At times, DEVONthink flags a document as a “duplicate” when in fact that document does not appear to have real duplicates. I get this all the time time with Curio documents - over here, DEVONthink considers every Curio document to be a duplicate of every other Curio document. Since I know that I’ve not duplicated any Curio document, I just ignore this quirk.

I have a minor little script that compares the “data” property of every alleged duplicate of a selected record to the “data” property of a the selected record. In other words, if I select document “A” and DEVONthink considers “B” and “C” to be duplicates, then “A” has two duplicates (not including itself). The script looks at the “data” property of “B”, and compares it to "A"s data, and the same for "C"s data. If “data” is equal, then I count the document as a true duplicate, else it is not a true duplicate.

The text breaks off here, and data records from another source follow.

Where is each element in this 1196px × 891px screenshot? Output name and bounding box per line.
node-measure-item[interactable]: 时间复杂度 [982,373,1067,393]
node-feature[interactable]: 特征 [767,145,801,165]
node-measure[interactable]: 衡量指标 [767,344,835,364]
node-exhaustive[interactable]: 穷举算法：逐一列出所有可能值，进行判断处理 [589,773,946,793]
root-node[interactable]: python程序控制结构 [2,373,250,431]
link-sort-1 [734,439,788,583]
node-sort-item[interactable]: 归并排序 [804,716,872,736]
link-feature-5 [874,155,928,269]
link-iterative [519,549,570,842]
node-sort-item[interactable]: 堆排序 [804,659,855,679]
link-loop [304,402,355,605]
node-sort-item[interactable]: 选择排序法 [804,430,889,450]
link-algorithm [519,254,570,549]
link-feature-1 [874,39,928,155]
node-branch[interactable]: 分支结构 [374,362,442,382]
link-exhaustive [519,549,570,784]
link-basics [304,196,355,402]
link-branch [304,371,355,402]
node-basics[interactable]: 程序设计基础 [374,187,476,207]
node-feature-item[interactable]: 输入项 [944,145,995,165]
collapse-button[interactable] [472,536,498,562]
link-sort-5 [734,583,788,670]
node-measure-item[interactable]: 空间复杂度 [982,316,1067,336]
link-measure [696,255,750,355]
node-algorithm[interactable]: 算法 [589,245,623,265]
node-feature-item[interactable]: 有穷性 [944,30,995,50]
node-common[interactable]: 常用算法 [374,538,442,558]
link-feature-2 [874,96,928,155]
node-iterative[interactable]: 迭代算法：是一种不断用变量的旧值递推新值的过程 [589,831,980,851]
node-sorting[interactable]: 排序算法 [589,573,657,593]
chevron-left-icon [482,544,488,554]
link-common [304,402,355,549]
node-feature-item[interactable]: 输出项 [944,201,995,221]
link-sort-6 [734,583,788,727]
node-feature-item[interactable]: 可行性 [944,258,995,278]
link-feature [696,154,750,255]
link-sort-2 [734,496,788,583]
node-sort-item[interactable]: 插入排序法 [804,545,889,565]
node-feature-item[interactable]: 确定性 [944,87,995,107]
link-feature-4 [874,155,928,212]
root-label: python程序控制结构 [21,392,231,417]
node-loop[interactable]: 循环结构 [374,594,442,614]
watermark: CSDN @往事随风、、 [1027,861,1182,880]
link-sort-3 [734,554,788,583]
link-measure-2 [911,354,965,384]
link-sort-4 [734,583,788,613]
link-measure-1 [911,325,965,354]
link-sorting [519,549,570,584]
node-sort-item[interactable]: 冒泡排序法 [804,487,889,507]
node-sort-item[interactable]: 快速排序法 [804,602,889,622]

Note: this is a stupid brute force analysis - it will not be true in many cases, but I think it is truthier more often than the alternative 8) .

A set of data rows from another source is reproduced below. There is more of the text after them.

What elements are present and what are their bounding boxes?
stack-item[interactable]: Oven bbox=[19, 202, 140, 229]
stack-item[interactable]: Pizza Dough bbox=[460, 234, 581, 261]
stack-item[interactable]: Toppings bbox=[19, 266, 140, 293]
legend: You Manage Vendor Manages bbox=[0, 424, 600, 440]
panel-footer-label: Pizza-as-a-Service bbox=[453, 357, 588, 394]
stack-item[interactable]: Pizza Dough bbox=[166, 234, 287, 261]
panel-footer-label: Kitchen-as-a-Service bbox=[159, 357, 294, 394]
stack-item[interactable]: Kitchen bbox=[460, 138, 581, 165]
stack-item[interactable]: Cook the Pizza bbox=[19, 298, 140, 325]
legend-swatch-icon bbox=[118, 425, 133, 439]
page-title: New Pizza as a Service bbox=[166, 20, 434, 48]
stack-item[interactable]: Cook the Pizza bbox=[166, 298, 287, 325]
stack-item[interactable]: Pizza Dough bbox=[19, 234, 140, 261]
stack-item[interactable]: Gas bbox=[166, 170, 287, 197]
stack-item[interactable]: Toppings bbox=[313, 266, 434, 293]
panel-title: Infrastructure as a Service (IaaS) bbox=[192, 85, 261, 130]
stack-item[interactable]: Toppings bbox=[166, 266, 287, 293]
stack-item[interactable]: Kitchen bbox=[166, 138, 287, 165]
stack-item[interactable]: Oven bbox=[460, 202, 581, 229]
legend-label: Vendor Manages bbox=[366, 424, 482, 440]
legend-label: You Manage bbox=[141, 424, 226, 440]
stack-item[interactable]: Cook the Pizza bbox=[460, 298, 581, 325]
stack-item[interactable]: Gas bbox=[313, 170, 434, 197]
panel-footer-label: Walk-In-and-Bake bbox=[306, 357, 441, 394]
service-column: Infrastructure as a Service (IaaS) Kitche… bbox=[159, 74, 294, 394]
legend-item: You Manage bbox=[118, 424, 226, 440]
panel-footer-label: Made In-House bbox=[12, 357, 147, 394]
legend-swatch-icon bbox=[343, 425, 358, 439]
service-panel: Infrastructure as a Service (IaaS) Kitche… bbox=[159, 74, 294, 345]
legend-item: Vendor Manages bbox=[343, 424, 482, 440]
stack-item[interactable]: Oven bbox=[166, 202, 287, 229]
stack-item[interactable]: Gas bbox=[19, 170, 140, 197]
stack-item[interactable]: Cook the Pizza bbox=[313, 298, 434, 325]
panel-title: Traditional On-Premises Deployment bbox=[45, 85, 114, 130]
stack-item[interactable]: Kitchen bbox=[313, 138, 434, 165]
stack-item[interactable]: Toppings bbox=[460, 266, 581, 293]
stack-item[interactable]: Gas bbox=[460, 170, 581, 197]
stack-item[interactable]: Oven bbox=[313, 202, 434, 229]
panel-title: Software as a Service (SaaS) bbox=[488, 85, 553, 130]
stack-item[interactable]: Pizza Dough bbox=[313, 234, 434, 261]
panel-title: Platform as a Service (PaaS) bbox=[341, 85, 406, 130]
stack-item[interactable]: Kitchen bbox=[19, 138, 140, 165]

I offer this script as a kind of stub that interested scripters can extend as desired. For example, rather than displaying a report, you could add a special tag, or label, or comment, to “true duplicates”, and use that fact in a smart group.

I’d be interested in seeing what others do with this concept.

tell application id "com.devon-technologies.thinkpro2"
	set theSelection to selection
	if theSelection is {} then error "Select one item"
	if the number of items in theSelection is not 1 then error "Select only one item"
	repeat with thisItem in theSelection
		if number of duplicates of thisItem is not 0 then
			set myDuplicates to (duplicates of thisItem as list)
			set numDupes to the length of myDuplicates
			set numSameData to 0
			set thisData to the data of thisItem
			set theReport to ""
			repeat with thisDuplicate in myDuplicates
				if the data of thisDuplicate is equal to thisData then set numSameData to numSameData + 1
				set theReport to theReport & (the location of thisDuplicate & the name of thisDuplicate) & return & return
			end repeat
			display dialog "DEVONthink reports there are " & numDupes & " duplicates. Of these, " & numSameData & " have the same data" & return & return & "These are: " & return & return & theReport
		else
			error "DEVONthink is reporting 'no duplicates'"
		end if
	end repeat
end tell


What’s displayed after switching to the alternate text view in this case? Is the text always identical?

No, of course not. The text is always different. The files are never duplicates, as I said.

Could you please send me few examples so that I could check this over here? Thanks in advance!